PADDLE STEAMER TO SAIL ON THAMES DESPITE CHARITY CUTS
 

Balmoral & Waverley .................Pix: Courtesy Waverley Excursions
       
   

The paddle steamer Waverley will sail on the Thames this season – despite cutbacks that have seen her sister ship laid up.

Balmoral has been taken out of service for the moment and is laid up in Bristol because the charity Waverley Excursions describes as too great a financial risk after 2012’s poor summer.

Both ships have sailed on the Thames for three weeks each in recent years departing from Tower Pier and calling at various times at Woolwich, Tilbury, Southend, Clacton and Whitstable.

Waverley Excursions Chief Executive Kathleen O’Neill said: “If the sun shone every days we would have no problem in covering our costs. But after the past two summers we have had to rethink our operation.

”Balmoral is being well looked after by volunteers in Bristol. We have not ruled out some kind of use if it is possible but the ship will not be in service as usual.”

She confirmed Waverley, one of the world's last surviving sea-going paddle steamers, will be on the Thames between September 27th and October 16th this year with timetables to be confirmed later.

Earlier the charitable company said: “Balmoral's operation has been hampered increasingly in recent years by extreme weather conditions. This has led to many cancelled or disrupted sailings, which has had a significant impact on the ship’s contribution to the charity. Waverley’s timetable is less susceptible to such disruptions.


“Clearly, we are unable to predict the weather for 2013, but none of the forecasters is predicting a significant improvement over recent years.
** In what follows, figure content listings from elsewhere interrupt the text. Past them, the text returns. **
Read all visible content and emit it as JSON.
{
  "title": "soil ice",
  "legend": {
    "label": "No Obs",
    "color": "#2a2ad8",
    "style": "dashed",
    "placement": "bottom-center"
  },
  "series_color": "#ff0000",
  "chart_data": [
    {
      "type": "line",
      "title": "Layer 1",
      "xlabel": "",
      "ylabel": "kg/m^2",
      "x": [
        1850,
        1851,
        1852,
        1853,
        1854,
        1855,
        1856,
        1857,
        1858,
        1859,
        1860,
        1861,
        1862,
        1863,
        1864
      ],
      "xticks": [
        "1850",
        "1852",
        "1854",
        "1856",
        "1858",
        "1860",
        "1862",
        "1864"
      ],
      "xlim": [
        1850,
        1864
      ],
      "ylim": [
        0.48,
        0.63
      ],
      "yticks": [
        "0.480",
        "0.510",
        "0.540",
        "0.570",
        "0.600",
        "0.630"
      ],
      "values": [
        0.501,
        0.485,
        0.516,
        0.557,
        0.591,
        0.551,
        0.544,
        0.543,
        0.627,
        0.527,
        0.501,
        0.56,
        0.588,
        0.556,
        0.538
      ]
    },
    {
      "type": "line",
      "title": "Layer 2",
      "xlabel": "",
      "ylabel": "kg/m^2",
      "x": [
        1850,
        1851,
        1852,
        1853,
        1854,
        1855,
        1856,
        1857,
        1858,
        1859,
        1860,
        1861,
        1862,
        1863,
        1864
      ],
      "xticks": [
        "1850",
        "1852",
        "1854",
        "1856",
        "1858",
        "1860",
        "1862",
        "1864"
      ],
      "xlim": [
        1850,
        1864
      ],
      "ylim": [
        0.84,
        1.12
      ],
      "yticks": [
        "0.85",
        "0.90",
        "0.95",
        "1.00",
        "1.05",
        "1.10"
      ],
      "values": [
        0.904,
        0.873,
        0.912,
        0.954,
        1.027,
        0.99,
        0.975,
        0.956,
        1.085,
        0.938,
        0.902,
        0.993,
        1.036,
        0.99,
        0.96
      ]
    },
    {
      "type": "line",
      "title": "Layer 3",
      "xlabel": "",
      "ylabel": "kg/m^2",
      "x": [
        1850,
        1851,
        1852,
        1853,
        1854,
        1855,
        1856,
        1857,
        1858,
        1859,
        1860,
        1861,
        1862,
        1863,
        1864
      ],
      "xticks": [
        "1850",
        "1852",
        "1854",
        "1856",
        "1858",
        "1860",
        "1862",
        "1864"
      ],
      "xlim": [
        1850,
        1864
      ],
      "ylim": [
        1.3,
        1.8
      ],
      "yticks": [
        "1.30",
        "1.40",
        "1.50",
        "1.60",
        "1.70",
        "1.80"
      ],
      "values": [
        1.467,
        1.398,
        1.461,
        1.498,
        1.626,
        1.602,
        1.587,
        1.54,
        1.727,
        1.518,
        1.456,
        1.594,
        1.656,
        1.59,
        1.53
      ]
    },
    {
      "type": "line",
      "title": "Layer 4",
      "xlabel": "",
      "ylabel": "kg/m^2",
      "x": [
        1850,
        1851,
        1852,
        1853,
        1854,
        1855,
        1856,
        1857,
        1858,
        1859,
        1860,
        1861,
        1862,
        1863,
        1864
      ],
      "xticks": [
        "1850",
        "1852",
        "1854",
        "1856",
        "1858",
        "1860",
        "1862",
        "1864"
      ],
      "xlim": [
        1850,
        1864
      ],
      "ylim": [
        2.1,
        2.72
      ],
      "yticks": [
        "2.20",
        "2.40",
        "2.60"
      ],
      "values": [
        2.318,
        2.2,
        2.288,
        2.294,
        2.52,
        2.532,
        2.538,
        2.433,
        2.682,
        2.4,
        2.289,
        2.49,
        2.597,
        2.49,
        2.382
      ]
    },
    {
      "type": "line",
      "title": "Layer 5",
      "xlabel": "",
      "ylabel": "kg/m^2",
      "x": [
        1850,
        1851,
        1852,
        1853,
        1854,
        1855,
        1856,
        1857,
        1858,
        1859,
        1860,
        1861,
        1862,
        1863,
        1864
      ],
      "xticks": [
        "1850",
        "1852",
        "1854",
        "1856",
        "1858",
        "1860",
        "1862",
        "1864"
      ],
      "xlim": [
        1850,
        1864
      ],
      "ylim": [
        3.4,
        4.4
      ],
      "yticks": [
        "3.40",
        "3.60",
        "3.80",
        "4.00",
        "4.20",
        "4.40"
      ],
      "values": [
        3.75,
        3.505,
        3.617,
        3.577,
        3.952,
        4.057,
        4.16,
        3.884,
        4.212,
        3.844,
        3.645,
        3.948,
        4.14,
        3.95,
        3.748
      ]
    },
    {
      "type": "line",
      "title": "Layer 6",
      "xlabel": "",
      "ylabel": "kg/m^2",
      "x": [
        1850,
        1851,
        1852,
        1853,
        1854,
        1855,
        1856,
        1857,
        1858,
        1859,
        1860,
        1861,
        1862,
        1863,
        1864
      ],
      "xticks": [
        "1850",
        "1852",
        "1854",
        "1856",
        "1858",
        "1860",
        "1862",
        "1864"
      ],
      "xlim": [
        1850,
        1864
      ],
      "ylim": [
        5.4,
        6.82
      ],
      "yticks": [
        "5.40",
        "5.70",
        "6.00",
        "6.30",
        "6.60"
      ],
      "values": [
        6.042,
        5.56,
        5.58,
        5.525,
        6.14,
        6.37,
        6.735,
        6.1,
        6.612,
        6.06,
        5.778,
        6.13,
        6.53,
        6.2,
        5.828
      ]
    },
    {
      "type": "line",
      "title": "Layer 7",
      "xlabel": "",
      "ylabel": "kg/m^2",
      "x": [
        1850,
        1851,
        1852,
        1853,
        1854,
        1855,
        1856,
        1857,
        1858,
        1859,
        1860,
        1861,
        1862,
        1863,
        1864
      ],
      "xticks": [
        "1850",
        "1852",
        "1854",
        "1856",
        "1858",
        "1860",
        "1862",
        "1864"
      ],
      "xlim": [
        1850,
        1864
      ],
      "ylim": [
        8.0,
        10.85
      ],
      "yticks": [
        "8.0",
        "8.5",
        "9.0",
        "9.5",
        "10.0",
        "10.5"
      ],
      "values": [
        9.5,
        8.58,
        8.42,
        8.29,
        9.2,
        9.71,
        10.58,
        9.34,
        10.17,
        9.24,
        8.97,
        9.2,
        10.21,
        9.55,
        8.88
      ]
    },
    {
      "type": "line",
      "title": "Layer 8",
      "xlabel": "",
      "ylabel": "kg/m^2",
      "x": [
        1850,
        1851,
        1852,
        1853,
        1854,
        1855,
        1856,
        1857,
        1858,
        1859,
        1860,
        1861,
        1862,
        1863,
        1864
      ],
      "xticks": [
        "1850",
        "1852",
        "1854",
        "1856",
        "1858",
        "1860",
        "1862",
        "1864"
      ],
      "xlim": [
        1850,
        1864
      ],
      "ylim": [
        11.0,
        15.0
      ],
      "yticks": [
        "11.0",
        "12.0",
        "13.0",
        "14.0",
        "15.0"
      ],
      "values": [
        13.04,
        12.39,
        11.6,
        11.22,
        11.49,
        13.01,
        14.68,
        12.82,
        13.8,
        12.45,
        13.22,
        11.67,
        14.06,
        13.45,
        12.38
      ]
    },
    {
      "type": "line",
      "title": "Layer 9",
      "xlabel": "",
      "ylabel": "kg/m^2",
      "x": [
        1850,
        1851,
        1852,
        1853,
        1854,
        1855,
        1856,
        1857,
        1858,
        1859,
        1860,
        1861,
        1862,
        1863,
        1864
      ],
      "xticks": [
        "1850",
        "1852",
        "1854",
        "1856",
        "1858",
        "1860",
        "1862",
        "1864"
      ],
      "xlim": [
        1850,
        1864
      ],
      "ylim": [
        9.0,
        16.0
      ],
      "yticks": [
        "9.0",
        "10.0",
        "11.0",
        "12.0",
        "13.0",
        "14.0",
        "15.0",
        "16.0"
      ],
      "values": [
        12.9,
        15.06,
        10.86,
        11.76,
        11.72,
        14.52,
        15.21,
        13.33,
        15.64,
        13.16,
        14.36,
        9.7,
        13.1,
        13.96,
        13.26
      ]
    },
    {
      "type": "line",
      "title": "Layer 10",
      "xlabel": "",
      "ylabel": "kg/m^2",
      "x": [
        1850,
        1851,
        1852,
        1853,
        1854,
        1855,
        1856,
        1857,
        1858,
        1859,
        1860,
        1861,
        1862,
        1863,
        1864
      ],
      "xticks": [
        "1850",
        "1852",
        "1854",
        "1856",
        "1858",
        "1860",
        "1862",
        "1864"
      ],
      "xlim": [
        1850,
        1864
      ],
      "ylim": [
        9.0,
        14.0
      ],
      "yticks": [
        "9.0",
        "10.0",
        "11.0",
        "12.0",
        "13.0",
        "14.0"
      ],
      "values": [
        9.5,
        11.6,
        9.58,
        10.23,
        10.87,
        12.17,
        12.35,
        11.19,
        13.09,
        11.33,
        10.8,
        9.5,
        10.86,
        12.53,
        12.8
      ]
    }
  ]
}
After taking a wide range of considerations into account, the company has reluctantly decided that it would be too great a risk to operate Balmoral [this]  year, and that doing so would increase the threat to the future of both ships. We are not in a position to take such a risk and so will only be operating Waverley in 2013.
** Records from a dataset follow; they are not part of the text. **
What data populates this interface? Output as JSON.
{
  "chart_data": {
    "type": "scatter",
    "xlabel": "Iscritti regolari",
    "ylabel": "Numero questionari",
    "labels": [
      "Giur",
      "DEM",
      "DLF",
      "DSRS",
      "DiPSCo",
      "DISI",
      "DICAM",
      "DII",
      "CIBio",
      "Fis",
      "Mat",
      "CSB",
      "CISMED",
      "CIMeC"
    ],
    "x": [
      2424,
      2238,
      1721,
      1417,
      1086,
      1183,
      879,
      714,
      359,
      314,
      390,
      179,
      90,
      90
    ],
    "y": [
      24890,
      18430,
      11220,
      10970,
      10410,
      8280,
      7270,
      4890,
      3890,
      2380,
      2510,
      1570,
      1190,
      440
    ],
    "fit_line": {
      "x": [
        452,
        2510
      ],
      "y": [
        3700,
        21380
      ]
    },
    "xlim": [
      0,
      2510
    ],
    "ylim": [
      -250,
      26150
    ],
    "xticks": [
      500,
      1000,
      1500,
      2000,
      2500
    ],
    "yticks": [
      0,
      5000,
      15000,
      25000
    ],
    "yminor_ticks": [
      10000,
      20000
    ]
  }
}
“This has been a very difficult decision but we consider that it offers the best way in the current circumstances to ensure Waverley's continued operation."

Balmoral was built in Southampton in 1949 and operated under the Red Funnel flag for 20 years. She then moved to the Bristol Channel as part of the White Funnel fleet then on to Dundee to become a floating restaurant. After falling into disrepair she was eventually restored by supporters.

Waverley was built on the Clyde on 1947 to replace a vessel of the same name which sank at Dunkir, originally for use off the west coast of Scotland. A major restoration was completed ten years ago which returned the vessel to the original 1940s style in which she was built.